Look in your mouth if the object has come up. Do not look for the object with your fingers in the throat if you cannot see it. Then there is a risk that the object is pushed further down and closes to the respiratory tract completely.
- If the item still does not come up, continue. Do the series with back stroke and abdominal pressure two more times.
Then continue with alternating spine and abdominal pressure until the object comes up or until help arrives. If the person becomes unconscious, you should start doing cardiac rescue instead.
To think about in cardio-pulmonary rescue
When a child or adult becomes unconscious, you should call 911 instead and start doing cardiovascular rescue. Cardiac resuscitation consists partly of breathing and partly of chest compressions.
Before you start, look in your mouth for foreign matter and remove it if it is visible.
By giving breaths, one hopes to be able to push air past the object or blow the object into one of the lungs and thereby be able to oxygenate the other lung.
Chest compressions help to remove the object from the airways and at the same time create a circulation of the blood.
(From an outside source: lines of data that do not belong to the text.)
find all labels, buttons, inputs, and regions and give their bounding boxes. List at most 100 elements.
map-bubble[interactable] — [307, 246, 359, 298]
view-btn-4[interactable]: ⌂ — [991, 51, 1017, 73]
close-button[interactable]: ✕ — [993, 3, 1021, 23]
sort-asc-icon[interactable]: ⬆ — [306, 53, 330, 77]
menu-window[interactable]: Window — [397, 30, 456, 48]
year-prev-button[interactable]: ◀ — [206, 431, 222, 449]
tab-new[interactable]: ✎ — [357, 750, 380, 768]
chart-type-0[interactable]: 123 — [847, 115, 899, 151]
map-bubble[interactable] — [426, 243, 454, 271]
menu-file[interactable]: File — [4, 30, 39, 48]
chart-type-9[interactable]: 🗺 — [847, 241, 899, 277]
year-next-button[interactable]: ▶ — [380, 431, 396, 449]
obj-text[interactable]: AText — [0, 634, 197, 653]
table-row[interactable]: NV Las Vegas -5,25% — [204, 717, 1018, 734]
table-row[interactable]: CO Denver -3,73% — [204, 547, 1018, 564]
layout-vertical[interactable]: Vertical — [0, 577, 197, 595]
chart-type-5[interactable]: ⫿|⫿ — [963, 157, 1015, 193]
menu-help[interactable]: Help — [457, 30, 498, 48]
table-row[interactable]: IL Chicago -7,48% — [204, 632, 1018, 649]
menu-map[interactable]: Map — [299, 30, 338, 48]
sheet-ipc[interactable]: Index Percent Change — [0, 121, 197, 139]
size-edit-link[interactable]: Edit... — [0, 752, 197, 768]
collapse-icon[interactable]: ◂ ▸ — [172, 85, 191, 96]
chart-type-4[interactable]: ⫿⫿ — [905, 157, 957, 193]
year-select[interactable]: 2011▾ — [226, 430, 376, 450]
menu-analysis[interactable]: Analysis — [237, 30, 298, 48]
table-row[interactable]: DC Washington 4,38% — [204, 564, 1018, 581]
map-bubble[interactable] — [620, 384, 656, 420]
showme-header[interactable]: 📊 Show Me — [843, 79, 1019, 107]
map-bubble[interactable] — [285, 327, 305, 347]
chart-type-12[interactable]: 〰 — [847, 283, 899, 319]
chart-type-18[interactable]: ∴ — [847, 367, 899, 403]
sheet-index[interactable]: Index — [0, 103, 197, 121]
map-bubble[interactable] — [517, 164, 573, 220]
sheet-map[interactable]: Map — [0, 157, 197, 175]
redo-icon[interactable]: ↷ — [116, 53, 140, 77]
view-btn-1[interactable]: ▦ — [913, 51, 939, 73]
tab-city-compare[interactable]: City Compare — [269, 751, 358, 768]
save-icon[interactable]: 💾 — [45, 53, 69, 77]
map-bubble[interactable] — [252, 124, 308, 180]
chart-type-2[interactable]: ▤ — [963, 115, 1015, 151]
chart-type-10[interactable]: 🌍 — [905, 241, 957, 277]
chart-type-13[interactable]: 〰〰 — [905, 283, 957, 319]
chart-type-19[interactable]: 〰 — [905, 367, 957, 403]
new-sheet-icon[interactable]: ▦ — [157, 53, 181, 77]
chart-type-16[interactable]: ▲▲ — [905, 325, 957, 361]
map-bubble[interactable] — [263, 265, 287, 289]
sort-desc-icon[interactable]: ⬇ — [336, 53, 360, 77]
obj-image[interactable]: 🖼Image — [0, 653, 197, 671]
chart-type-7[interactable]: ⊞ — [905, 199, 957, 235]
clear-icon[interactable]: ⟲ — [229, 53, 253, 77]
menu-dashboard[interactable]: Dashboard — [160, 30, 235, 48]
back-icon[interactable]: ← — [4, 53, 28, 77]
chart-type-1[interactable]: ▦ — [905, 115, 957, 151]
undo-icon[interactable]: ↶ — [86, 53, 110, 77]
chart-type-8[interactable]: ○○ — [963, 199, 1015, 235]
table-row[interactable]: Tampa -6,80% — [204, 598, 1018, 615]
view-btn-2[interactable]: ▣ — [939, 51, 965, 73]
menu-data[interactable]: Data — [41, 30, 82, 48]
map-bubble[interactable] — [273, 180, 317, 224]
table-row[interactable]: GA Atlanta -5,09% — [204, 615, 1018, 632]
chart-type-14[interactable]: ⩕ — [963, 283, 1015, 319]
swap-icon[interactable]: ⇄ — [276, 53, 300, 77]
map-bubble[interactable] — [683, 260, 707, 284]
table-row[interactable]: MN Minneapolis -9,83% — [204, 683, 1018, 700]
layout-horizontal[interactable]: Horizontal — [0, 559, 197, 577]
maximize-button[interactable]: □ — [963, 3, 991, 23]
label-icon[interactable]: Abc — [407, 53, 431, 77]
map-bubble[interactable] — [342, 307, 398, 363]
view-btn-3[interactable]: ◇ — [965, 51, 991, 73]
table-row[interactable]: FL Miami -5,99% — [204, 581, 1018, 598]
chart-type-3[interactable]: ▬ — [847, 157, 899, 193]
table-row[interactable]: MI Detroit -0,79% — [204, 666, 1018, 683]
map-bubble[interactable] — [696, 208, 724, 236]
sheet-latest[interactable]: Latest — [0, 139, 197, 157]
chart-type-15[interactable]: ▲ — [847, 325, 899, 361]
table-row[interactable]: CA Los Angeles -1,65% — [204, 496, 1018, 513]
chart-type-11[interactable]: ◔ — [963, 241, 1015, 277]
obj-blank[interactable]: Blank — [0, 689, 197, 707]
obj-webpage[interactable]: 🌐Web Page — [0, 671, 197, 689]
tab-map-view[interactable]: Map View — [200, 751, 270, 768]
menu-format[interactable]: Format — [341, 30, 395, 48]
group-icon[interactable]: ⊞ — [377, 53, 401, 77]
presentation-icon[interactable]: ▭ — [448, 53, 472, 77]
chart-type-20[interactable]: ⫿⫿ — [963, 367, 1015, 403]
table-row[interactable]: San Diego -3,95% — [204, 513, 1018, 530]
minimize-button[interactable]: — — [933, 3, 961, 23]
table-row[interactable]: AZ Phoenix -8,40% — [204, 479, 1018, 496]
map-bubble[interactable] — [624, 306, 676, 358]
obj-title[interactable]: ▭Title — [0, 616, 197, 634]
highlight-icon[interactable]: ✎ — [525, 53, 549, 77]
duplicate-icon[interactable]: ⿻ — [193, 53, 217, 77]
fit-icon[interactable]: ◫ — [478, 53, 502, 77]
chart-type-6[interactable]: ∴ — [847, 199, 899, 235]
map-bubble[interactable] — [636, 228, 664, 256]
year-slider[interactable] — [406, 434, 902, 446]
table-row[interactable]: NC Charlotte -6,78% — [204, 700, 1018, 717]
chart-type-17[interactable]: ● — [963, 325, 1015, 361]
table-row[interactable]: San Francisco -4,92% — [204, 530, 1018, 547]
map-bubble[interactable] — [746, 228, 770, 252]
It is not dangerous to do chest compressions on a person even if the heart is beating.
After the compressions, do a quick check and look in the mouth if the object has come up before making new breaths.
You should try to do the steps without interruption, at an even pace. Do not pause to check for signs of life and avoid long breaks when switching between compressions and inlets. It is strenuous to do cardiac rescue and it is good if you can be several who help. In this case, you should change each other after two minutes. It is important not to give up.
If the person begins to breathe, put them in stable side position. The person should be examined by a doctor to check that there is nothing left in the airways.
How can I prevent it?
Most children start learning to seize when they are about three months old and try to put some of what they get into their mouths. It is a way for the child to explore things and to learn to understand the outside world. But there is a risk that the baby will put something in the mouth that can then get trapped in the airways. Both children and adults can even put food or candy in their throats.
In order to avoid such accidents, it is important to do the following:
- You can pick away small items.
- You can make sure the baby is still as they eat.
You can avoid letting your child eat during a car or bike ride, as sudden bumps may occur.
Courses in life-saving first aid
It is good to practice how to help someone who is in the throat. There are courses where you get to learn the method by practicing on a practice dock.
There are special courses in first aid and cardiovascular rescue. You can, for example, contact the Child Welfare Center (hospital), the Red Cross, the American Civil Defense Association, the American Council for Cardiac Rescue (CPR) or the American Life Rescue Society to find out where such courses are given.